Montag, 27. September 2004

Wohnraumförderung in Bayern muss wieder einen höheren Stellenwert erhalten

Sinkendes Angebot an preisgünstigen Mietwohnungen bei steigender Nachfrage

Vor dem Hintergrund der Verhandlungen über den bayerischen Doppelhaushalt 2005/2006 weist die Arbeitsgemeinschaft der Bayerischen Immobilienwirtschaft und der VdW Bayern (Verband bayerischer Wohnungsunternehmen e.V.) auf die steigende Nachfrage nach preisgünstigem Wohnraum auf zahlreichen bayerischen Wohnungs- märkten hin und fordert einen höheren Stellenwert für die Wohnraumförderung in Bayern.

Die Fertigstellungen im Wohnungsbau in Bayern sind schon im neunten Jahr in Folge - von mehr als 113.000 im Jahr 1994 auf nicht einmal mehr 52.000 im vergangenen Jahr - gesunken. Im Mietwohnungsbau wurden im vergangenen Jahr mit knapp 15.000 Wohnungen nur noch etwa 25 % der Fertigstellungen in den Jahren 1994/1995 erreicht. Auch im Jahr 2004 ist keine Trendwende in Sicht. Dabei wären jährlich im Durchschnitt etwa 75.000 neu gebaute Wohnungen in Bayern erforderlich, um den Bedarf langfristig zu decken. Davon entfallen rd. 60.000 Wohnungen – dies entspricht etwa 1 % des gesamten Wohnungsbestandes in Bayern – auf den Ersatz ausfallender Wohnungen und der Rest auf den steigenden Bedarf an Wohnraum.

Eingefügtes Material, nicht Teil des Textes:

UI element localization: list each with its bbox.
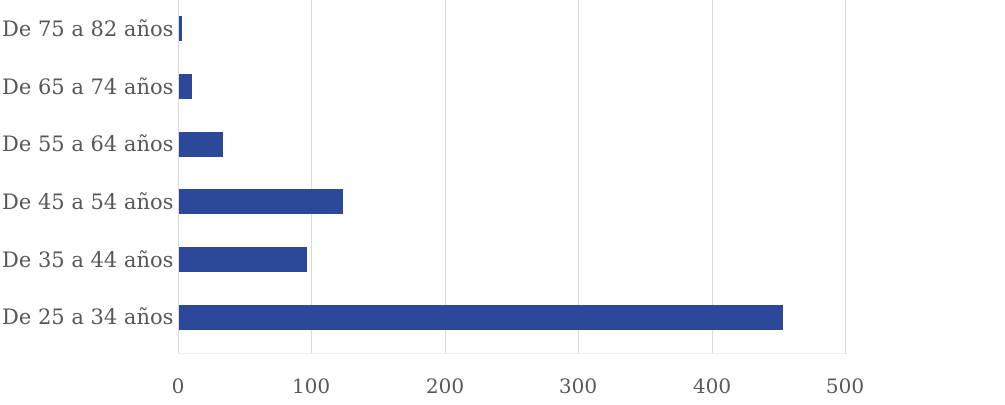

Noch dramatischer ist die Entwicklung im öffentlich geförderten Wohnungsbau. Innerhalb der vergangenen 10 Jahre sank die Zahl der sozial gebundenen Wohnungen in Bayern um rd. 100.000 von ca. 370.000 auf nur noch ca. 270.000 Wohnungen. In den kommenden fünf Jahren werden weitere ca. 70.000 Wohnungen aus der Sozialbindung fallen. Demgegenüber steht eine steigende Nachfrage nach öffentlich geförderten Wohnungen in mehreren bayerischen Städten. Die gesamtwirtschaftliche Situation und der notwendige Umbau der sozialen Sicherungssysteme lassen hier in absehbarer Zeit keine Entspannung erwarten. Vielmehr wird eine steigende Nachfrage nach preisgünstigen Wohnungen auf ein sinkendes Angebot treffen.

Soziale Wohnraumförderung muss wieder einen höheren Stellenwert bekommen

Demgegenüber steht ein Rückgang der Wohnraumförderung in Bayern von 604 Mio. € (davon Bund: 257 Mio. €) im Jahr 1993 auf nur noch 160 Mio. € (Bund: 15 Mio. €) im laufenden Jahr. Für die Arbeitsgemeinschaft ist klar, dass hier ein Umsteuern dringend erforderlich ist: „Die Mittel müssen gegenüber dem Ansatz im vergangenen Jahr wieder erhöht werden. Und zwar mindestens um den Betrag, der dem Freistaat in Folge der Zinserhöhung bei öffentlichen Baudarlehen zum 01.01.2005 zusätzlich zufließt.“ Auch sei die beabsichtigte Konzentration der Wohnraumfördermittel auf die Ballungsräume München und Nürnberg allein nicht geeignet, die anstehenden Probleme zu lösen. Selbstverständlich sollen die knappen Fördermittel möglichst effizient und bedarfsgerecht eingesetzt werden. Und der Bedarf werde z.B. in München weitaus größer sein, als in anderen Regionen. Aber Bedarf nach Förderung von Mietwohnungsneubau gebe es z.B. auch in Augsburg, Regensburg, Ingolstadt oder Erlangen.

Fortführung des Bayerischen Modernisierungsprogramms

Die großen Mietwohnungsbestände aus den 50er und 60er Jahren müssen an zeitgemäße Wohnbedürfnisse und ökologische Anforderungen angepasst werden. Um dabei die Mieten für die Menschen bezahlbar zu halten, sei neben den großen finanziellen Anstrengungen der Wohnungsunternehmen eine Fortführung des Bayerischen Modernisierungsprogramms zumindest im bisherigen Umfang unerlässlich, so die Arbeitsgemeinschaft. Dabei dürften die Förderkonditionen keinesfalls verschlechtert werden.